States race to pass sports betting laws after Supreme Court decision
Place your bets — more Americans think gambling on professional sports should be legal than illegal, a poll from East Carolina University shows.
The U.S. Supreme Court overturned federal law earlier this year that prevented states from allowing sports gambling. New Jersey, Delaware, Mississippi and West Virginia have already legalized gambling on professional sports.
A new report using data from ECU’s “Life, Liberty, and Happiness survey” shows that 47 percent of Americans polled believe professional sports gambling should be legal, compared to 26 percent who think it should be prohibited.
Younger Americans, men and people with household incomes greater than $120,000 were more likely to agree with legalizing sports gambling, the poll showed.
Politics had little influence. There was only a 2 percent difference between Republicans and Democrats when it came to sports gambling’s legality.
Men are much more likely to believe sports gambling should be legal at 57 percent compared to 38 percent of women polled.
“These differences may stem from the fact that men already tend to gamble more frequently than women,” the report said.

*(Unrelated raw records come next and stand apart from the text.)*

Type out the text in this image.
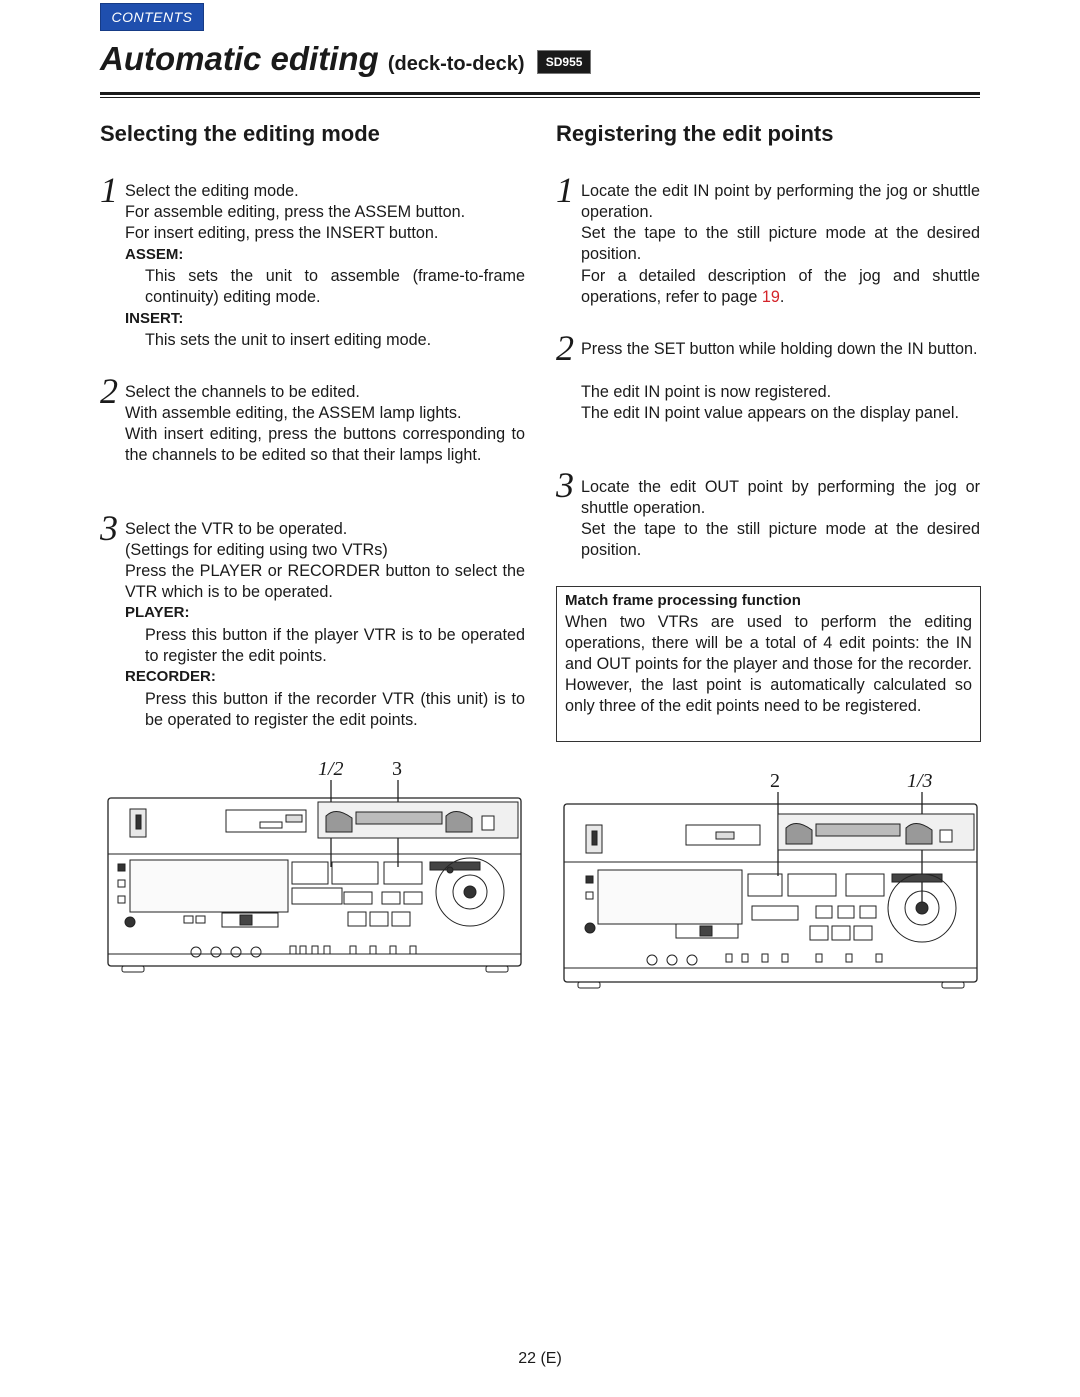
CONTENTS
Automatic editing (deck-to-deck) SD955
Selecting the editing mode
1 Select the editing mode.
For assemble editing, press the ASSEM button.
For insert editing, press the INSERT button.
ASSEM:
This sets the unit to assemble (frame-to-frame continuity) editing mode.
INSERT:
This sets the unit to insert editing mode.
2 Select the channels to be edited.
With assemble editing, the ASSEM lamp lights.
With insert editing, press the buttons corresponding to the channels to be edited so that their lamps light.
3 Select the VTR to be operated.
(Settings for editing using two VTRs)
Press the PLAYER or RECORDER button to select the VTR which is to be operated.
PLAYER:
Press this button if the player VTR is to be operated to register the edit points.
RECORDER:
Press this button if the recorder VTR (this unit) is to be operated to register the edit points.
Registering the edit points
1 Locate the edit IN point by performing the jog or shuttle operation.
Set the tape to the still picture mode at the desired position.
For a detailed description of the jog and shuttle operations, refer to page 19.
2 Press the SET button while holding down the IN button.
The edit IN point is now registered.
The edit IN point value appears on the display panel.
3 Locate the edit OUT point by performing the jog or shuttle operation.
Set the tape to the still picture mode at the desired position.
Match frame processing function
When two VTRs are used to perform the editing operations, there will be a total of 4 edit points: the IN and OUT points for the player and those for the recorder. However, the last point is automatically calculated so only three of the edit points need to be registered.
1/2 3
2	1/3
22 (E)
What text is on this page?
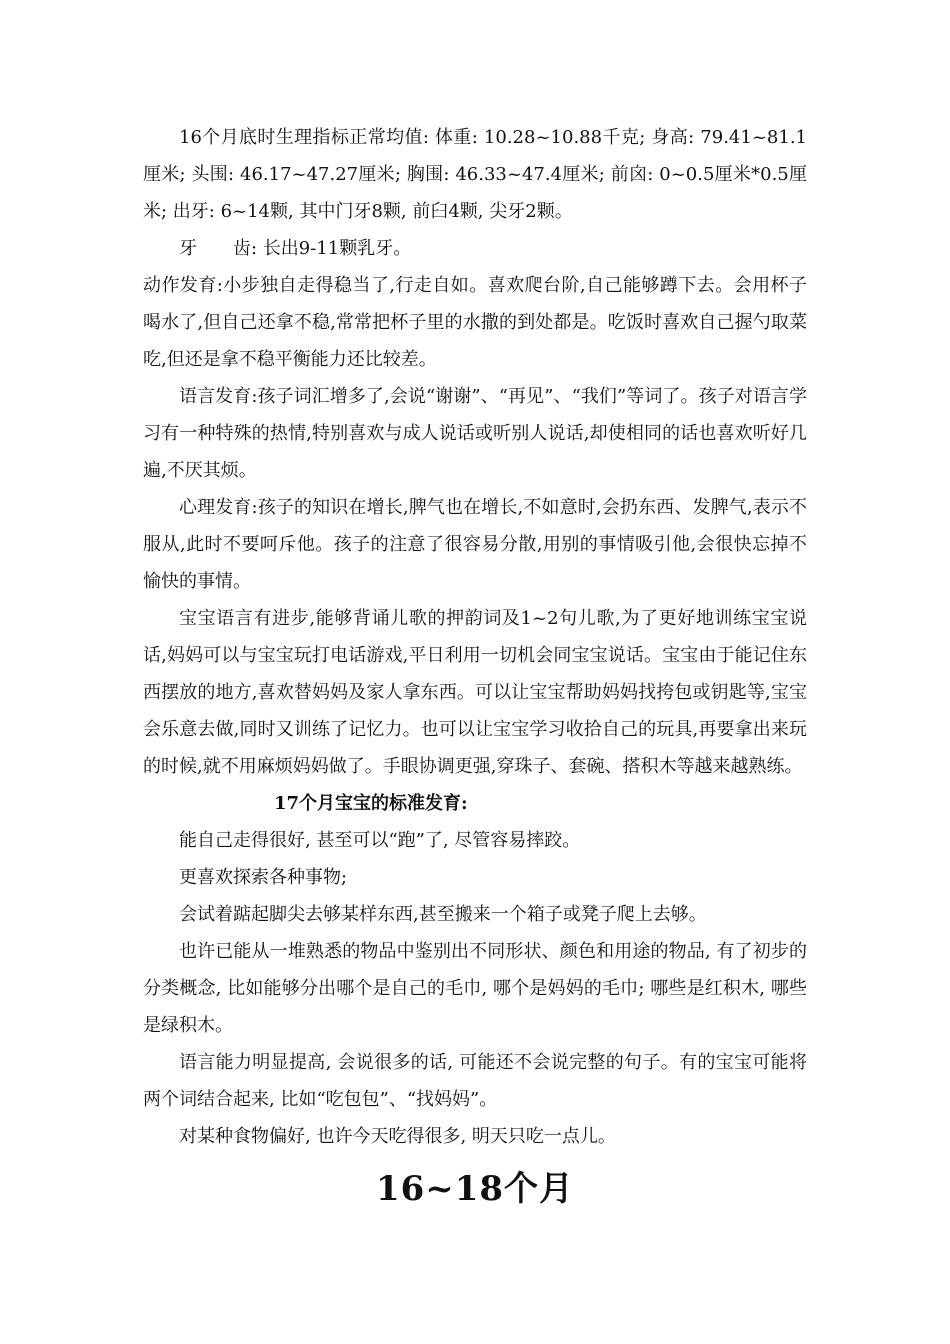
16个月底时生理指标正常均值: 体重: 10.28~10.88千克; 身高: 79.41~81.1厘米; 头围: 46.17~47.27厘米; 胸围: 46.33~47.4厘米; 前囟: 0~0.5厘米*0.5厘米; 出牙: 6~14颗, 其中门牙8颗, 前臼4颗, 尖牙2颗。

牙 齿: 长出9-11颗乳牙。

动作发育:小步独自走得稳当了,行走自如。喜欢爬台阶,自己能够蹲下去。会用杯子喝水了,但自己还拿不稳,常常把杯子里的水撒的到处都是。吃饭时喜欢自己握勺取菜吃,但还是拿不稳平衡能力还比较差。

语言发育:孩子词汇增多了,会说“谢谢”、“再见”、“我们”等词了。孩子对语言学习有一种特殊的热情,特别喜欢与成人说话或听别人说话,却使相同的话也喜欢听好几遍,不厌其烦。

心理发育:孩子的知识在增长,脾气也在增长,不如意时,会扔东西、发脾气,表示不服从,此时不要呵斥他。孩子的注意了很容易分散,用别的事情吸引他,会很快忘掉不愉快的事情。

宝宝语言有进步,能够背诵儿歌的押韵词及1~2句儿歌,为了更好地训练宝宝说话,妈妈可以与宝宝玩打电话游戏,平日利用一切机会同宝宝说话。宝宝由于能记住东西摆放的地方,喜欢替妈妈及家人拿东西。可以让宝宝帮助妈妈找挎包或钥匙等,宝宝会乐意去做,同时又训练了记忆力。也可以让宝宝学习收拾自己的玩具,再要拿出来玩的时候,就不用麻烦妈妈做了。手眼协调更强,穿珠子、套碗、搭积木等越来越熟练。

17个月宝宝的标准发育:

能自己走得很好, 甚至可以“跑”了, 尽管容易摔跤。

更喜欢探索各种事物;

会试着踮起脚尖去够某样东西,甚至搬来一个箱子或凳子爬上去够。

也许已能从一堆熟悉的物品中鉴别出不同形状、颜色和用途的物品, 有了初步的分类概念, 比如能够分出哪个是自己的毛巾, 哪个是妈妈的毛巾; 哪些是红积木, 哪些是绿积木。

语言能力明显提高, 会说很多的话, 可能还不会说完整的句子。有的宝宝可能将两个词结合起来, 比如“吃包包”、“找妈妈”。

对某种食物偏好, 也许今天吃得很多, 明天只吃一点儿。

16~18个月
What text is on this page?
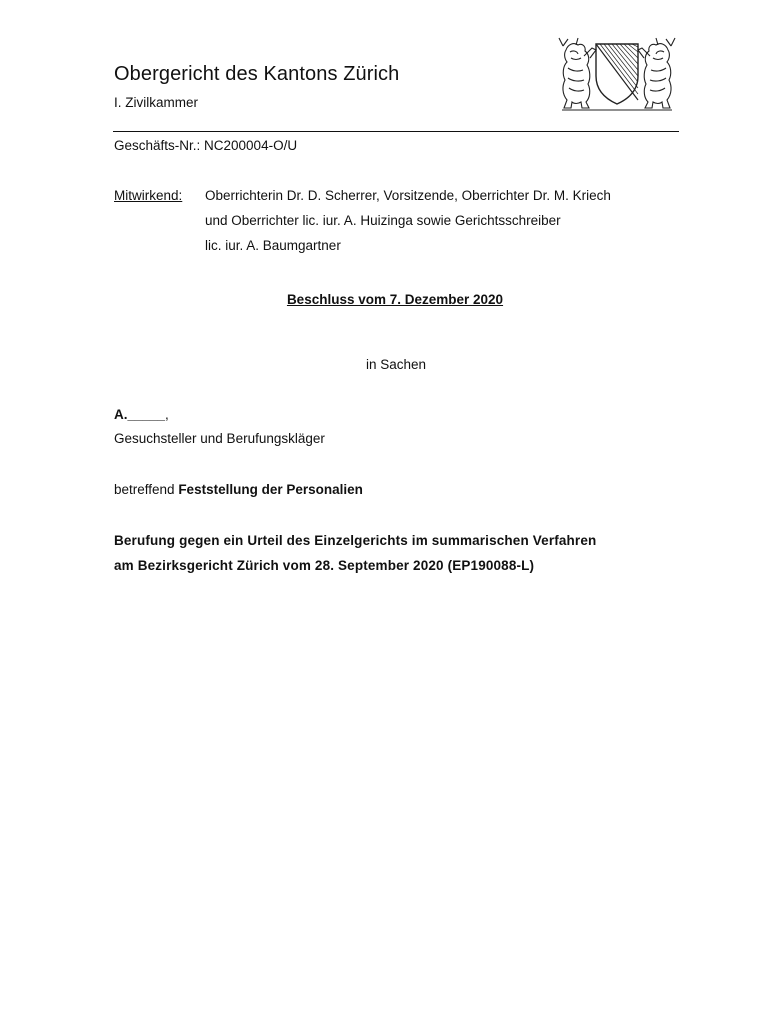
Obergericht des Kantons Zürich
I. Zivilkammer
Geschäfts-Nr.: NC200004-O/U
Mitwirkend: Oberrichterin Dr. D. Scherrer, Vorsitzende, Oberrichter Dr. M. Kriech
und Oberrichter lic. iur. A. Huizinga sowie Gerichtsschreiber
lic. iur. A. Baumgartner
Beschluss vom 7. Dezember 2020
in Sachen
A._____,
Gesuchsteller und Berufungskläger
betreffend Feststellung der Personalien
Berufung gegen ein Urteil des Einzelgerichts im summarischen Verfahren
am Bezirksgericht Zürich vom 28. September 2020 (EP190088-L)
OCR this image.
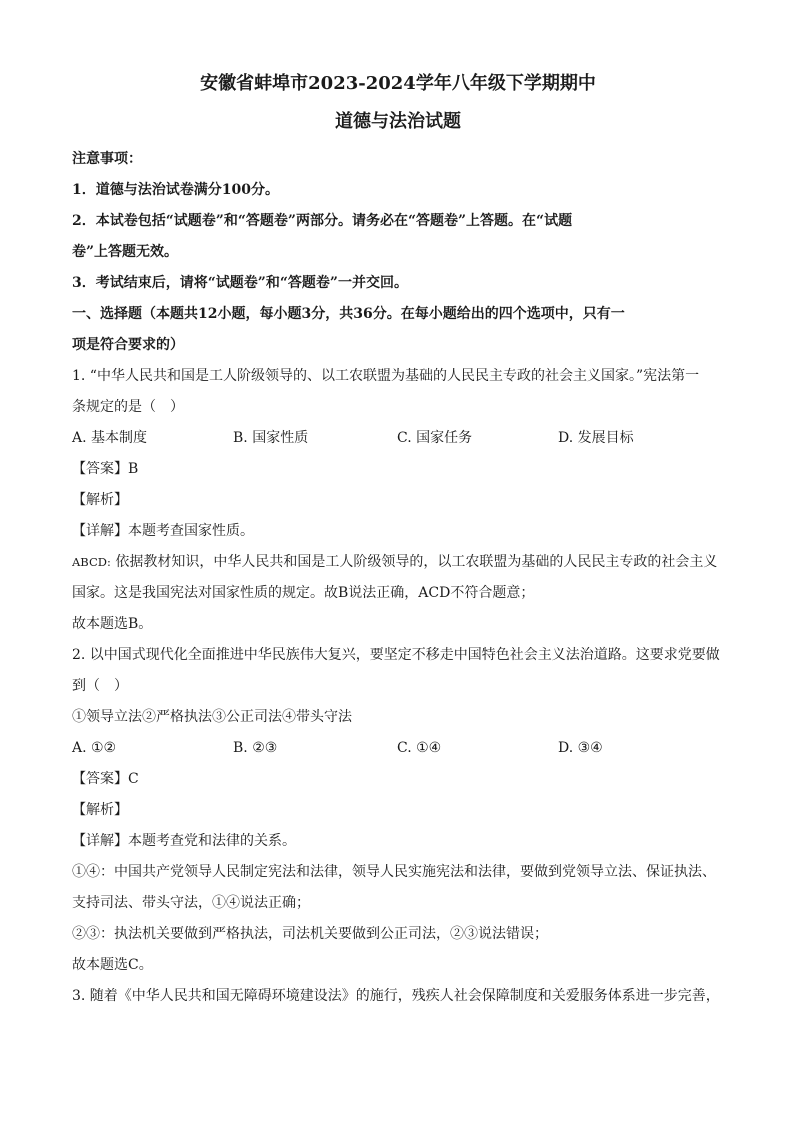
安徽省蚌埠市2023-2024学年八年级下学期期中
道德与法治试题
注意事项：
1．道德与法治试卷满分100分。
2．本试卷包括“试题卷”和“答题卷”两部分。请务必在“答题卷”上答题。在“试题
卷”上答题无效。
3．考试结束后，请将“试题卷”和“答题卷”一并交回。
一、选择题（本题共12小题，每小题3分，共36分。在每小题给出的四个选项中，只有一
项是符合要求的）
1. “中华人民共和国是工人阶级领导的、以工农联盟为基础的人民民主专政的社会主义国家。”宪法第一
条规定的是（　）
A. 基本制度	B. 国家性质	C. 国家任务	D. 发展目标
【答案】B
【解析】
【详解】本题考查国家性质。
ABCD: 依据教材知识，中华人民共和国是工人阶级领导的，以工农联盟为基础的人民民主专政的社会主义
国家。这是我国宪法对国家性质的规定。故B说法正确，ACD不符合题意；
故本题选B。
2. 以中国式现代化全面推进中华民族伟大复兴，要坚定不移走中国特色社会主义法治道路。这要求党要做
到（　）
①领导立法②严格执法③公正司法④带头守法
A. ①②	B. ②③	C. ①④	D. ③④
【答案】C
【解析】
【详解】本题考查党和法律的关系。
①④：中国共产党领导人民制定宪法和法律，领导人民实施宪法和法律，要做到党领导立法、保证执法、
支持司法、带头守法，①④说法正确；
②③：执法机关要做到严格执法，司法机关要做到公正司法，②③说法错误；
故本题选C。
3. 随着《中华人民共和国无障碍环境建设法》的施行，残疾人社会保障制度和关爱服务体系进一步完善，
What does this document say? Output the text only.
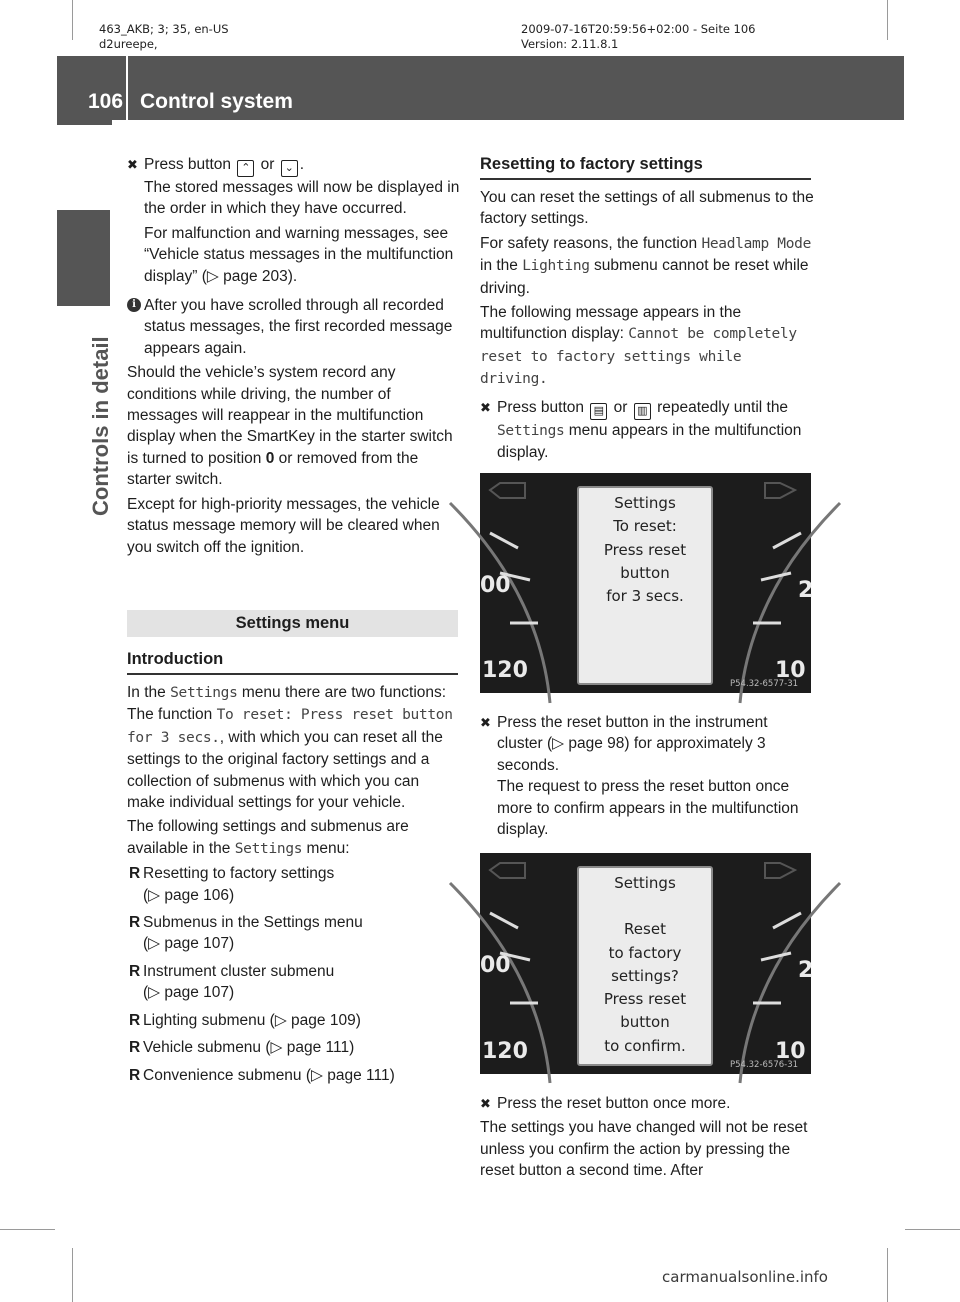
463_AKB; 3; 35, en-US
d2ureepe,
2009-07-16T20:59:56+02:00 - Seite 106
Version: 2.11.8.1
106 Control system
Controls in detail

✖ Press button ⌃ or ⌄ .
The stored messages will now be displayed in the order in which they have occurred.

For malfunction and warning messages, see “Vehicle status messages in the multifunction display” (▷ page 203).

i After you have scrolled through all recorded status messages, the first recorded message appears again.

Should the vehicle’s system record any conditions while driving, the number of messages will reappear in the multifunction display when the SmartKey in the starter switch is turned to position 0 or removed from the starter switch.

Except for high-priority messages, the vehicle status message memory will be cleared when you switch off the ignition.

Settings menu
Introduction

In the Settings menu there are two functions: The function To reset: Press reset button for 3 secs., with which you can reset all the settings to the original factory settings and a collection of submenus with which you can make individual settings for your vehicle.

The following settings and submenus are available in the Settings menu:

R Resetting to factory settings
(▷ page 106)

R Submenus in the Settings menu
(▷ page 107)

R Instrument cluster submenu
(▷ page 107)

R Lighting submenu (▷ page 109)

R Vehicle submenu (▷ page 111)

R Convenience submenu (▷ page 111)

Resetting to factory settings

You can reset the settings of all submenus to the factory settings.

For safety reasons, the function Headlamp Mode in the Lighting submenu cannot be reset while driving.

The following message appears in the multifunction display: Cannot be completely reset to factory settings while driving.

✖ Press button ▤ or ▥ repeatedly until the Settings menu appears in the multifunction display.

00
120
2
10
Settings
To reset:
Press reset
button
for 3 secs.
P54.32-6577-31

✖ Press the reset button in the instrument cluster (▷ page 98) for approximately 3 seconds.
The request to press the reset button once more to confirm appears in the multifunction display.

00
120
2
10
Settings
Reset
to factory
settings?
Press reset
button
to confirm.
P54.32-6576-31

✖ Press the reset button once more.

The settings you have changed will not be reset unless you confirm the action by pressing the reset button a second time. After

carmanualsonline.info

People are also divided along age lines, with just 28 percent of people older than 75 supporting legalization compared to 57 percent of people between 18 and 24.
“With nearly half of the U.S. states, as well as the U.S. Congress, now currently considering sports betting legislation, the issue of legalized sports gambling is likely to remain a major legislative issue at the state and federal levels for months, even years to come,” Peter Francia, director of the Center for Survey Research, said in the report. “The current state of public opinion on legalized sports gambling is thereby an important political matter.”
ECU’s survey polled more than 1,100 Americans nationwide in May and June “using mail, Internet and phone.” Results were weighted to represent the U.S. population, according to the report.